Banks Pulling Back From Auto Leasing
A decline in new U.S. car sales and used-car prices this year has made it harder for banks to make money on auto leases, prompting GE Capital Corp., Bank of America Corp., Bank One and other lenders to pull services from dealers, according to a Bloomberg News story by Jeff Green.
That means higher leasing costs for buyers who, small dealers say, will look for cheaper or used models, or lower rates offered by larger rivals.
Detroit's Big Three -- General Motors Corp., Ford Motor Co. and DaimlerChrysler AG, will have to consider price breaks on new cars to bolster sales as lease rates rise, according to National Automobile Dealers Association (NADA) economist Paul Taylor. "It's causing the perception of fewer options," he said.
U.S. automakers are already offering discounts as sales ease from a record pace last year in a slowing U.S. economy.
"The guy who had a $300 lease, heavily subsidized, on a Ford Explorer is now being asked to pay $450 to lease a new one," CNW Marketing/Research analyst Art Spinella said.
Meanwhile, financial institutions that no longer want to foot losses on leases are getting out of the auto leasing business. Bank of America, which has about 495,000 auto leases, said last week that it would stop that financing. National City Corp. quit leasing cars in December and KeyCorp exited in May. Bank One cut its leasing portfolio by almost $3 billion in the last year.
The value of auto leases written peaked in 1999 at $120.9 billion and will slide to about $116.1 billion this year, Spinella estimates. About 27.5 percent of all cars sold in the United States this year will be leased, down from a high of 29.6 percent in 1999.
And the situation isn't likely to get better for either auto dealers or car buyers, because banks that stay in the business are getting better at estimating residual car values and taking fewer risks, according to industry observers, who say payments will probably be higher no matter who finances the lease.
For dealers, the risks aren't distributed equally. Dealers in smaller markets are likely to face bigger challenges from the shortage of lenders because they already have fewer banks to draw from, according to Frank Ursomarso, owner of Union Park Automotive Group in Wilmington, Del.
But dealer Joe Shaker told Bloomberg News he sees the effect at his 10 dealerships throughout the Northeast. He loses sales if his lease rates are higher than those at the rival showroom down the street, and if those rates aren't in line with payments on a buyer's last car or truck.
"If it's $200 more than he was paying last time, we have an issue," said Shaker, whose Hometown dealerships sell 13 brands, including cars and trucks made by Toyota Motor Corp., Ford, DaimlerChrysler and General Motors.
Major automakers offer their own leases and financing through captive finance arms. Often the automakers will subsidize their finance units to help them offer lower rates than banks.
Those subsidies can get expensive. DaimlerChrysler took a $400-million charge in the third quarter of last year because of residual losses on expiring leases.
Wells Fargo & Co. and some other banks still are willing to take some of the risk, working with dealers on some sales -- often to consumers with lower credit ratings, Shaker said. When Chrysler dealers complained about fewer leasing options, the automaker teamed up with Chase Auto Finance Corp. to provide an alternative to DaimlerChrysler Services.

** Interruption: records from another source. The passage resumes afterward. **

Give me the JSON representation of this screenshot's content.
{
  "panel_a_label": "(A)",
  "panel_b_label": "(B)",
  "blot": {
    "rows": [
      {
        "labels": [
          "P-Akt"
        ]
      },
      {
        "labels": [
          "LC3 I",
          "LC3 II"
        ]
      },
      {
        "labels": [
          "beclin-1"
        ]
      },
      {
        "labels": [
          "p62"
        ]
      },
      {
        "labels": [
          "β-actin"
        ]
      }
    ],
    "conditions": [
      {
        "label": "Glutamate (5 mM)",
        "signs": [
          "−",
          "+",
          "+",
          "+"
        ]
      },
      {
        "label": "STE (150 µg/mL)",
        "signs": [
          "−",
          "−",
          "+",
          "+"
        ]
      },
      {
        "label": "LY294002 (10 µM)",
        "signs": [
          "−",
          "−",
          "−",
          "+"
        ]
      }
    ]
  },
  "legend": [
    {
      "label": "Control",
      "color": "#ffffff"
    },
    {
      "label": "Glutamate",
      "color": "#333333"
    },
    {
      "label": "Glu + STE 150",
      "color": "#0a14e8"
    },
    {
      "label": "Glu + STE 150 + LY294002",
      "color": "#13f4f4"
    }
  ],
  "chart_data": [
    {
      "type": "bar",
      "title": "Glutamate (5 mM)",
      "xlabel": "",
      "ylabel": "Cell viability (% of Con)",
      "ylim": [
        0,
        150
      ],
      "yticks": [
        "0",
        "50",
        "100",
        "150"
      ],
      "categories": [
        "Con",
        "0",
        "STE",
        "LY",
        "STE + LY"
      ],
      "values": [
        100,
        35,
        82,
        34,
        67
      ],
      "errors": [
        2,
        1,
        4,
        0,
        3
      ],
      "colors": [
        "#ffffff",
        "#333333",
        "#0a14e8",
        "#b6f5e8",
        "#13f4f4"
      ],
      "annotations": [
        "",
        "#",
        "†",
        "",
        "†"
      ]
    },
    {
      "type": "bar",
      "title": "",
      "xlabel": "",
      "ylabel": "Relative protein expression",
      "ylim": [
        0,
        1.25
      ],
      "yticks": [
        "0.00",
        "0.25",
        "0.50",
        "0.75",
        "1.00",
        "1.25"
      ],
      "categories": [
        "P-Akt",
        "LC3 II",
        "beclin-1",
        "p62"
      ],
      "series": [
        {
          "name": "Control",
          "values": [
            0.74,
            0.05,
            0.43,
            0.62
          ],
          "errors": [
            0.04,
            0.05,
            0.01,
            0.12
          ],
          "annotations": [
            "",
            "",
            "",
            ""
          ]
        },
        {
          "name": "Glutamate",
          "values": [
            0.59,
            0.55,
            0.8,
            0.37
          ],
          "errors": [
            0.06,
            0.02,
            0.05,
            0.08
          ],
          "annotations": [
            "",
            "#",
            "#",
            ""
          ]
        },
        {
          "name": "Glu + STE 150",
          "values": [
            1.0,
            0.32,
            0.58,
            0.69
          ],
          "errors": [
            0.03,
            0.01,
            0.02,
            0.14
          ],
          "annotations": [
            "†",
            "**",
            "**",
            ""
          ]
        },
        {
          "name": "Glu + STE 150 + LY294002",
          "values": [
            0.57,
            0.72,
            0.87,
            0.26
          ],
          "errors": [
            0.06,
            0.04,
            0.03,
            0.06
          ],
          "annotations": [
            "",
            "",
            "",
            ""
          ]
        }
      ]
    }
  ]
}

The automakers' captive finance units seem willing to pick up much of the slack as banks leave the field, a process that occurs "like clockwork" when the economy slows, according to Ford Motor Credit spokesman Dan Jarvis.
That will mean relying on subsidies from corporate parent Ford or even boosting rates if sales don't pick up -- in other words, acting like a bank.
No matter the changes, leasing will go on, with car buyers paying more and dealers working harder to find leasing rates for customers, Ursomarso said. "The auto companies are more than able to pick up the slack," he said. "Besides, these banks are walking away from one of the biggest segments in the business. They'll be back."